Hello! Thanks for posting about our campaign to spread the word about health reform. This is such an important issue to moms and families. We hear from our members on this all the time-- real moms, dads, grandparents, even people without kids. Yep, I'm a real mom working from my laptop at home, as are all our staff. Please feel free to email me back with your questions anytime!

Bigot
Grassroot healthcare reform will start regardless of what the Federal government does. The people have the power and they will FORCE their own local governments to provide universal healthcare just like San Francisco.

Hank's picture
I don't think you know what the word 'bigot' means.    San Francisco does not provide universal health care and California could well be the first state in US history to declare bankruptcy because it spends too much on special interests.   The mayor of SF had to give up on the race for governor because he's too fringe kooky even for most Californians.

Generally, the only people who want to be like SF can't do math.

Bigot is a 16th centry name for people who disagree with you.

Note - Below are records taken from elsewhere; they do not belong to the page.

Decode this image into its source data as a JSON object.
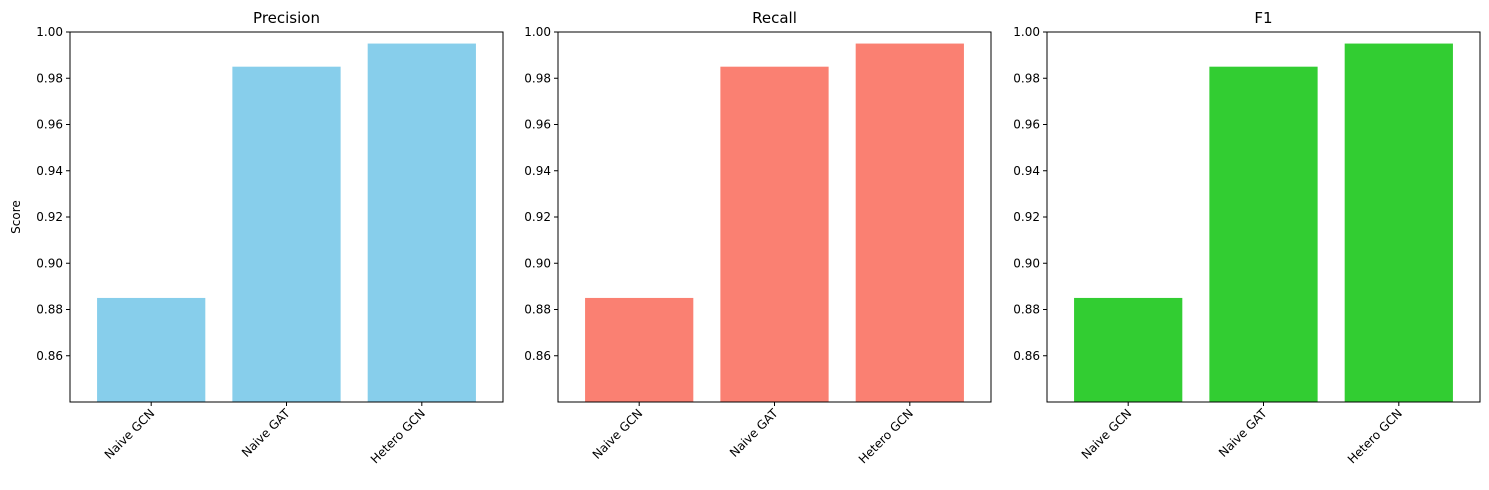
{
  "chart_data": [
    {
      "type": "bar",
      "title": "Precision",
      "ylabel": "Score",
      "xlabel": "",
      "categories": [
        "Naive GCN",
        "Naive GAT",
        "Hetero GCN"
      ],
      "values": [
        0.885,
        0.985,
        0.995
      ],
      "color": "#87ceeb",
      "ylim": [
        0.84,
        1.0
      ],
      "yticks": [
        "0.86",
        "0.88",
        "0.90",
        "0.92",
        "0.94",
        "0.96",
        "0.98",
        "1.00"
      ],
      "grid": false
    },
    {
      "type": "bar",
      "title": "Recall",
      "ylabel": "",
      "xlabel": "",
      "categories": [
        "Naive GCN",
        "Naive GAT",
        "Hetero GCN"
      ],
      "values": [
        0.885,
        0.985,
        0.995
      ],
      "color": "#fa8072",
      "ylim": [
        0.84,
        1.0
      ],
      "yticks": [
        "0.86",
        "0.88",
        "0.90",
        "0.92",
        "0.94",
        "0.96",
        "0.98",
        "1.00"
      ],
      "grid": false
    },
    {
      "type": "bar",
      "title": "F1",
      "ylabel": "",
      "xlabel": "",
      "categories": [
        "Naive GCN",
        "Naive GAT",
        "Hetero GCN"
      ],
      "values": [
        0.885,
        0.985,
        0.995
      ],
      "color": "#32cd32",
      "ylim": [
        0.84,
        1.0
      ],
      "yticks": [
        "0.86",
        "0.88",
        "0.90",
        "0.92",
        "0.94",
        "0.96",
        "0.98",
        "1.00"
      ],
      "grid": false
    }
  ]
}
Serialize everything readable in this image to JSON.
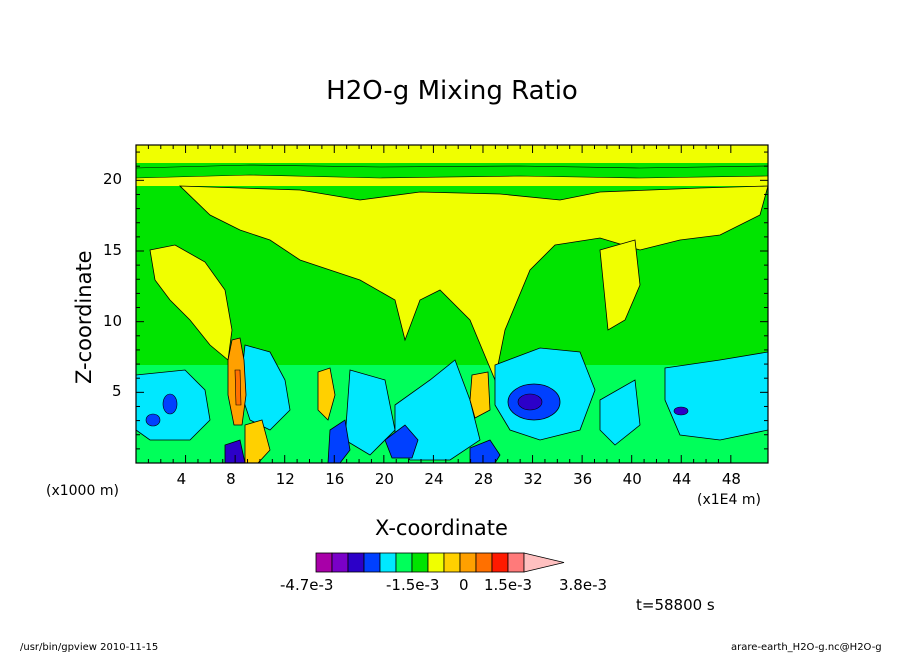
{
  "chart_data": {
    "type": "heatmap",
    "title": "H2O-g Mixing Ratio",
    "xlabel": "X-coordinate",
    "ylabel": "Z-coordinate",
    "x_unit_left": "(x1000 m)",
    "x_unit_right": "(x1E4 m)",
    "x_ticks": [
      "4",
      "8",
      "12",
      "16",
      "20",
      "24",
      "28",
      "32",
      "36",
      "40",
      "44",
      "48"
    ],
    "y_ticks": [
      "5",
      "10",
      "15",
      "20"
    ],
    "xlim": [
      0,
      51
    ],
    "ylim": [
      0,
      22.5
    ],
    "colorbar": {
      "colors": [
        "#a800a8",
        "#7a00c8",
        "#2c00c8",
        "#0040ff",
        "#00e8ff",
        "#00ff5a",
        "#00e400",
        "#f0ff00",
        "#ffd000",
        "#ffa000",
        "#ff7000",
        "#ff1a00",
        "#ff7a7a",
        "#ffc0c0"
      ],
      "labels": [
        "-4.7e-3",
        "-1.5e-3",
        "0",
        "1.5e-3",
        "3.8e-3"
      ]
    },
    "time_label": "t=58800 s"
  },
  "footer": {
    "left": "/usr/bin/gpview  2010-11-15",
    "right": "arare-earth_H2O-g.nc@H2O-g"
  }
}
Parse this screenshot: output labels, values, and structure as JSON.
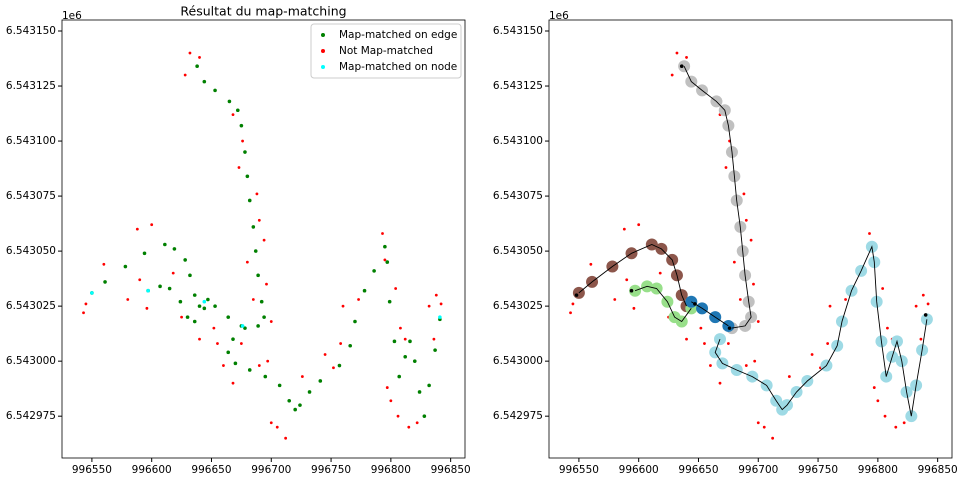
{
  "chart_data": [
    {
      "type": "scatter",
      "title": "Résultat du map-matching",
      "offset_label": "1e6",
      "xlim": [
        996525,
        996862
      ],
      "ylim": [
        6542956,
        6543155
      ],
      "xticks": [
        996550,
        996600,
        996650,
        996700,
        996750,
        996800,
        996850
      ],
      "yticks": [
        {
          "value": 6542975,
          "label": "6.542975"
        },
        {
          "value": 6543000,
          "label": "6.543000"
        },
        {
          "value": 6543025,
          "label": "6.543025"
        },
        {
          "value": 6543050,
          "label": "6.543050"
        },
        {
          "value": 6543075,
          "label": "6.543075"
        },
        {
          "value": 6543100,
          "label": "6.543100"
        },
        {
          "value": 6543125,
          "label": "6.543125"
        },
        {
          "value": 6543150,
          "label": "6.543150"
        }
      ],
      "legend": "upper right",
      "series": [
        {
          "name": "Map-matched on edge",
          "color": "#008000",
          "mode": "markers",
          "marker": "point",
          "x": [
            996638,
            996644,
            996653,
            996665,
            996672,
            996675,
            996678,
            996680,
            996682,
            996685,
            996687,
            996689,
            996692,
            996694,
            996689,
            996678,
            996668,
            996664,
            996670,
            996682,
            996695,
            996707,
            996715,
            996720,
            996724,
            996732,
            996741,
            996757,
            996766,
            996770,
            996778,
            996786,
            996795,
            996797,
            996799,
            996803,
            996807,
            996812,
            996816,
            996820,
            996824,
            996828,
            996832,
            996837,
            996841,
            996550,
            996561,
            996578,
            996594,
            996611,
            996619,
            996628,
            996632,
            996636,
            996640,
            996647,
            996653,
            996664,
            996675,
            996597,
            996607,
            996615,
            996624,
            996630,
            996636,
            996644
          ],
          "values": [
            6543134,
            6543127,
            6543123,
            6543118,
            6543114,
            6543107,
            6543095,
            6543084,
            6543073,
            6543061,
            6543050,
            6543039,
            6543027,
            6543020,
            6543016,
            6543015,
            6543010,
            6543004,
            6542999,
            6542996,
            6542993,
            6542989,
            6542982,
            6542978,
            6542980,
            6542986,
            6542991,
            6542998,
            6543007,
            6543018,
            6543032,
            6543041,
            6543052,
            6543045,
            6543027,
            6543009,
            6542993,
            6543002,
            6543009,
            6543000,
            6542986,
            6542975,
            6542989,
            6543005,
            6543019,
            6543031,
            6543036,
            6543043,
            6543049,
            6543053,
            6543051,
            6543046,
            6543039,
            6543030,
            6543025,
            6543028,
            6543025,
            6543020,
            6543016,
            6543032,
            6543034,
            6543033,
            6543027,
            6543020,
            6543018,
            6543024
          ]
        },
        {
          "name": "Not Map-matched",
          "color": "#ff0000",
          "mode": "markers",
          "marker": "speck",
          "x": [
            996632,
            996640,
            996628,
            996668,
            996676,
            996673,
            996688,
            996690,
            996694,
            996680,
            996696,
            996685,
            996700,
            996545,
            996543,
            996560,
            996588,
            996600,
            996590,
            996596,
            996580,
            996618,
            996625,
            996640,
            996655,
            996652,
            996668,
            996690,
            996697,
            996705,
            996712,
            996700,
            996726,
            996745,
            996752,
            996758,
            996760,
            996773,
            996793,
            996795,
            996804,
            996808,
            996812,
            996797,
            996800,
            996806,
            996815,
            996822,
            996836,
            996838,
            996842,
            996832,
            996675,
            996660
          ],
          "values": [
            6543140,
            6543138,
            6543130,
            6543112,
            6543100,
            6543088,
            6543076,
            6543064,
            6543055,
            6543045,
            6543035,
            6543028,
            6543018,
            6543026,
            6543022,
            6543044,
            6543060,
            6543062,
            6543037,
            6543024,
            6543028,
            6543040,
            6543020,
            6543010,
            6543008,
            6543015,
            6542990,
            6542998,
            6543000,
            6542970,
            6542965,
            6542972,
            6542993,
            6543003,
            6542997,
            6543008,
            6543025,
            6543028,
            6543058,
            6543046,
            6543033,
            6543015,
            6543010,
            6542988,
            6542982,
            6542975,
            6542970,
            6542972,
            6543010,
            6543030,
            6543026,
            6543025,
            6543008,
            6542998
          ]
        },
        {
          "name": "Map-matched on node",
          "color": "#00ffff",
          "mode": "markers",
          "marker": "point",
          "x": [
            996550,
            996597,
            996644,
            996676,
            996841
          ],
          "values": [
            6543031,
            6543032,
            6543027,
            6543016,
            6543020
          ]
        }
      ]
    },
    {
      "type": "scatter",
      "offset_label": "1e6",
      "xlim": [
        996525,
        996862
      ],
      "ylim": [
        6542956,
        6543155
      ],
      "xticks": [
        996550,
        996600,
        996650,
        996700,
        996750,
        996800,
        996850
      ],
      "yticks": [
        {
          "value": 6542975,
          "label": "6.542975"
        },
        {
          "value": 6543000,
          "label": "6.543000"
        },
        {
          "value": 6543025,
          "label": "6.543025"
        },
        {
          "value": 6543050,
          "label": "6.543050"
        },
        {
          "value": 6543075,
          "label": "6.543075"
        },
        {
          "value": 6543100,
          "label": "6.543100"
        },
        {
          "value": 6543125,
          "label": "6.543125"
        },
        {
          "value": 6543150,
          "label": "6.543150"
        }
      ],
      "series": [
        {
          "color": "#ff0000",
          "mode": "markers",
          "marker": "speck",
          "x": [
            996632,
            996640,
            996628,
            996668,
            996676,
            996673,
            996688,
            996690,
            996694,
            996680,
            996696,
            996685,
            996700,
            996545,
            996543,
            996560,
            996588,
            996600,
            996590,
            996596,
            996580,
            996618,
            996625,
            996640,
            996655,
            996652,
            996668,
            996690,
            996697,
            996705,
            996712,
            996700,
            996726,
            996745,
            996752,
            996758,
            996760,
            996773,
            996793,
            996795,
            996804,
            996808,
            996812,
            996797,
            996800,
            996806,
            996815,
            996822,
            996836,
            996838,
            996842,
            996832,
            996675,
            996660
          ],
          "values": [
            6543140,
            6543138,
            6543130,
            6543112,
            6543100,
            6543088,
            6543076,
            6543064,
            6543055,
            6543045,
            6543035,
            6543028,
            6543018,
            6543026,
            6543022,
            6543044,
            6543060,
            6543062,
            6543037,
            6543024,
            6543028,
            6543040,
            6543020,
            6543010,
            6543008,
            6543015,
            6542990,
            6542998,
            6543000,
            6542970,
            6542965,
            6542972,
            6542993,
            6543003,
            6542997,
            6543008,
            6543025,
            6543028,
            6543058,
            6543046,
            6543033,
            6543015,
            6543010,
            6542988,
            6542982,
            6542975,
            6542970,
            6542972,
            6543010,
            6543030,
            6543026,
            6543025,
            6543008,
            6542998
          ]
        },
        {
          "color": "#c0c0c0",
          "mode": "markers",
          "marker": "blob",
          "x": [
            996638,
            996644,
            996653,
            996665,
            996672,
            996675,
            996678,
            996680,
            996682,
            996685,
            996687,
            996689,
            996692,
            996694,
            996689,
            996678
          ],
          "values": [
            6543134,
            6543127,
            6543123,
            6543118,
            6543114,
            6543107,
            6543095,
            6543084,
            6543073,
            6543061,
            6543050,
            6543039,
            6543027,
            6543020,
            6543016,
            6543015
          ]
        },
        {
          "color": "#8c564b",
          "mode": "markers",
          "marker": "blob",
          "x": [
            996550,
            996561,
            996578,
            996594,
            996611,
            996619,
            996628,
            996632,
            996636,
            996640
          ],
          "values": [
            6543031,
            6543036,
            6543043,
            6543049,
            6543053,
            6543051,
            6543046,
            6543039,
            6543030,
            6543025
          ]
        },
        {
          "color": "#98df8a",
          "mode": "markers",
          "marker": "blob",
          "x": [
            996597,
            996607,
            996615,
            996624,
            996630,
            996636,
            996644
          ],
          "values": [
            6543032,
            6543034,
            6543033,
            6543027,
            6543020,
            6543018,
            6543024
          ]
        },
        {
          "color": "#1f77b4",
          "mode": "markers",
          "marker": "blob",
          "x": [
            996644,
            996653,
            996664,
            996675
          ],
          "values": [
            6543027,
            6543024,
            6543020,
            6543016
          ]
        },
        {
          "color": "#9edae5",
          "mode": "markers",
          "marker": "blob",
          "x": [
            996668,
            996664,
            996670,
            996682,
            996695,
            996707,
            996715,
            996720,
            996724,
            996732,
            996741,
            996757,
            996766,
            996770,
            996778,
            996786,
            996795,
            996797,
            996799,
            996803,
            996807,
            996812,
            996816,
            996820,
            996824,
            996828,
            996832,
            996837,
            996841
          ],
          "values": [
            6543010,
            6543004,
            6542999,
            6542996,
            6542993,
            6542989,
            6542982,
            6542978,
            6542980,
            6542986,
            6542991,
            6542998,
            6543007,
            6543018,
            6543032,
            6543041,
            6543052,
            6543045,
            6543027,
            6543009,
            6542993,
            6543002,
            6543009,
            6543000,
            6542986,
            6542975,
            6542989,
            6543005,
            6543019
          ]
        },
        {
          "color": "#000000",
          "mode": "line",
          "x": [
            996638,
            996644,
            996653,
            996665,
            996672,
            996675,
            996678,
            996680,
            996682,
            996685,
            996687,
            996689,
            996692,
            996694,
            996689,
            996678,
            null,
            996550,
            996561,
            996578,
            996594,
            996611,
            996619,
            996628,
            996632,
            996636,
            996640,
            null,
            996597,
            996607,
            996615,
            996624,
            996630,
            996636,
            996644,
            null,
            996644,
            996653,
            996664,
            996675,
            null,
            996668,
            996664,
            996670,
            996682,
            996695,
            996707,
            996715,
            996720,
            996724,
            996732,
            996741,
            996757,
            996766,
            996770,
            996778,
            996786,
            996795,
            996797,
            996799,
            996803,
            996807,
            996812,
            996816,
            996820,
            996824,
            996828,
            996832,
            996837,
            996841
          ],
          "values": [
            6543134,
            6543127,
            6543123,
            6543118,
            6543114,
            6543107,
            6543095,
            6543084,
            6543073,
            6543061,
            6543050,
            6543039,
            6543027,
            6543020,
            6543016,
            6543015,
            null,
            6543031,
            6543036,
            6543043,
            6543049,
            6543053,
            6543051,
            6543046,
            6543039,
            6543030,
            6543025,
            null,
            6543032,
            6543034,
            6543033,
            6543027,
            6543020,
            6543018,
            6543024,
            null,
            6543027,
            6543024,
            6543020,
            6543016,
            null,
            6543010,
            6543004,
            6542999,
            6542996,
            6542993,
            6542989,
            6542982,
            6542978,
            6542980,
            6542986,
            6542991,
            6542998,
            6543007,
            6543018,
            6543032,
            6543041,
            6543052,
            6543045,
            6543027,
            6543009,
            6542993,
            6543002,
            6543009,
            6543000,
            6542986,
            6542975,
            6542989,
            6543005,
            6543019
          ]
        },
        {
          "color": "#000000",
          "mode": "markers",
          "marker": "point",
          "x": [
            996636,
            996548,
            996594,
            996647,
            996676,
            996840
          ],
          "values": [
            6543134,
            6543030,
            6543032,
            6543026,
            6543015,
            6543021
          ]
        }
      ]
    }
  ]
}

After many years living under socialized health care, and many other years under private health care, I would like to read the fine print before deciding whether or not to support the latest proposals in Washington.

I guess you could call this topic social science, or political science, but it clearly belongs in some science category.

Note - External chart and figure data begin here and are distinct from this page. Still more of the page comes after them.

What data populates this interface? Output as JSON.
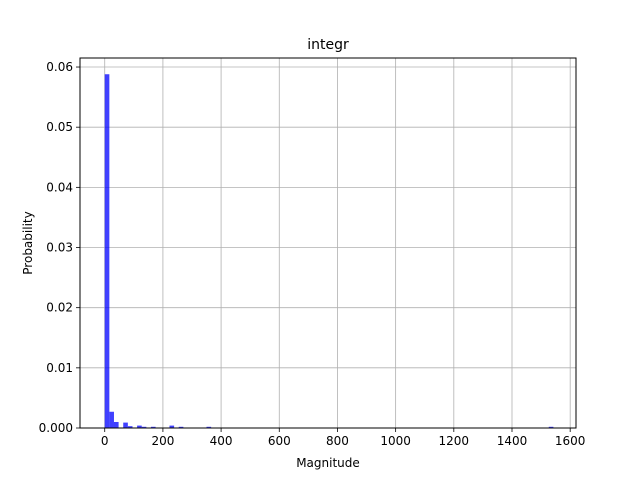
{
  "chart_data": {
    "type": "bar",
    "title": "integr",
    "xlabel": "Magnitude",
    "ylabel": "Probability",
    "xlim": [
      -85,
      1620
    ],
    "ylim": [
      0,
      0.0615
    ],
    "grid": true,
    "color": "#0000ff",
    "bin_width": 15.9,
    "x_ticks": [
      0,
      200,
      400,
      600,
      800,
      1000,
      1200,
      1400,
      1600
    ],
    "x_tick_labels": [
      "0",
      "200",
      "400",
      "600",
      "800",
      "1000",
      "1200",
      "1400",
      "1600"
    ],
    "y_ticks": [
      0,
      0.01,
      0.02,
      0.03,
      0.04,
      0.05,
      0.06
    ],
    "y_tick_labels": [
      "0.000",
      "0.01",
      "0.02",
      "0.03",
      "0.04",
      "0.05",
      "0.06"
    ],
    "bins": [
      {
        "x": 0,
        "y": 0.0588
      },
      {
        "x": 15.9,
        "y": 0.0027
      },
      {
        "x": 31.8,
        "y": 0.001
      },
      {
        "x": 63.6,
        "y": 0.0009
      },
      {
        "x": 79.5,
        "y": 0.0003
      },
      {
        "x": 111.3,
        "y": 0.0004
      },
      {
        "x": 127.2,
        "y": 0.0002
      },
      {
        "x": 159.0,
        "y": 0.0002
      },
      {
        "x": 222.6,
        "y": 0.0004
      },
      {
        "x": 254.4,
        "y": 0.0002
      },
      {
        "x": 349.8,
        "y": 0.0002
      },
      {
        "x": 1526.4,
        "y": 0.0002
      }
    ]
  }
}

In socialized health care the lower income half of society is covered by something like Medicare, but with very small co-pay or none, and fewer restrictions on services.

The other half of society gets the same benefits from an employer, usually through an insurance company.

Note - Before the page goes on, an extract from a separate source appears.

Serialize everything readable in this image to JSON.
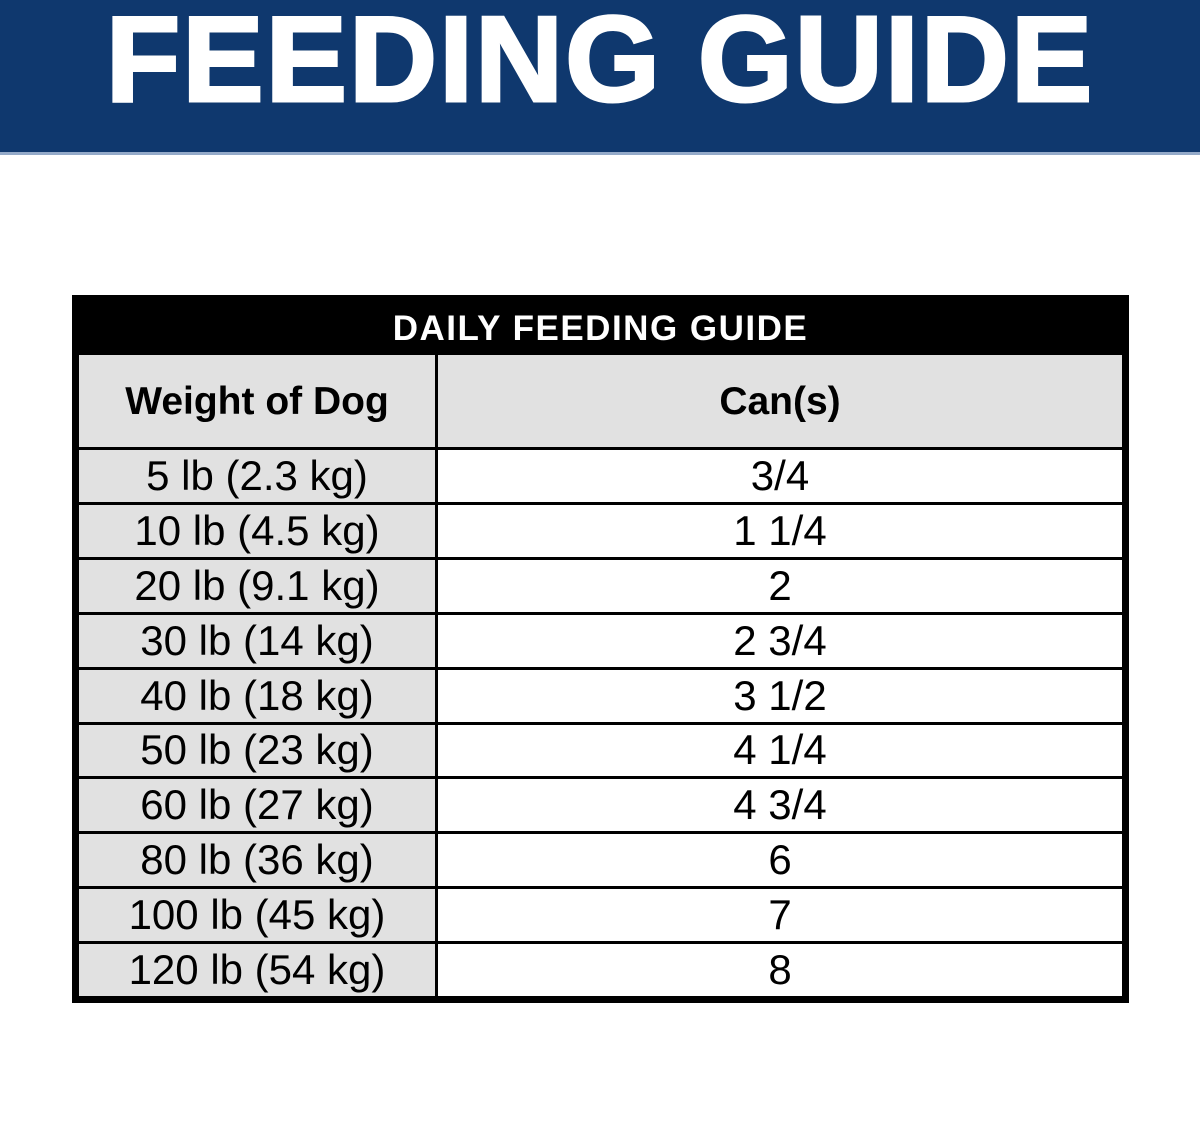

Care is largely standardized, and virtually free to everyone. So it is abused, leading to rationing and long waiting times. Otherwise some people would use hospitals like hotels, when the plumbing at home needs repair.

Emergency treatment service has the largest difference to what we see in the states.

During years of residence in Europe, I saw people lying in the street for an hour or more begging for emergency medical care. An official, usually a medical doctor, or other trained person must decide if the need is genuine or fake. The local police stand by to direct traffic around the person and prevent a passerby from giving first aid. First aid is allowed before the police arrive. Then the health care rules tale over.

The fastest emergency response I saw was 45 minutes for a car crash in front of a hospital, with blood loss, cracked skull, and broken bones. After that the hospital care was very good, like one of the best American hospitals.

In the states many people are not getting the care they need, and other people are getting care they don't need, even when it detrimental to health. With a good insurance plan I feel like a victim of racketeering on occasions when I go for health care in USA. In those situations it helps a lot to ask advice from friends about where to get health care and how to make decisions about the type of care to get.

Your health care is poorly managed in the United States unless you manage it your self.

In socialized medicine, management takes 2/3 of the budget, so people pay higher taxes on average and get less health care. Those highly developed wealthy countries in Europe still only spend about half as much as we spend per person in the United States on health care.

As I get older and well into the senior category, my opinions on socialized medicine have changed slowly.

The biggest change in my opinions about socialized medicine compared to deregulation and operation of a free market place, occurred at the end of the previous administration, which produced an financial panic in an election year. Everyone should realize there is no future in that type of leadership.

So I lived long enough to see the end of communism, and long enough to see the end of capitalism.

Now socialism is on the rise again in all of the foreign countries where I have professional contacts. I wonder if I will live long enough to see the end of socialism, and how high the tax rates will go before then.

It's a scientific question. Social science? Or Political science?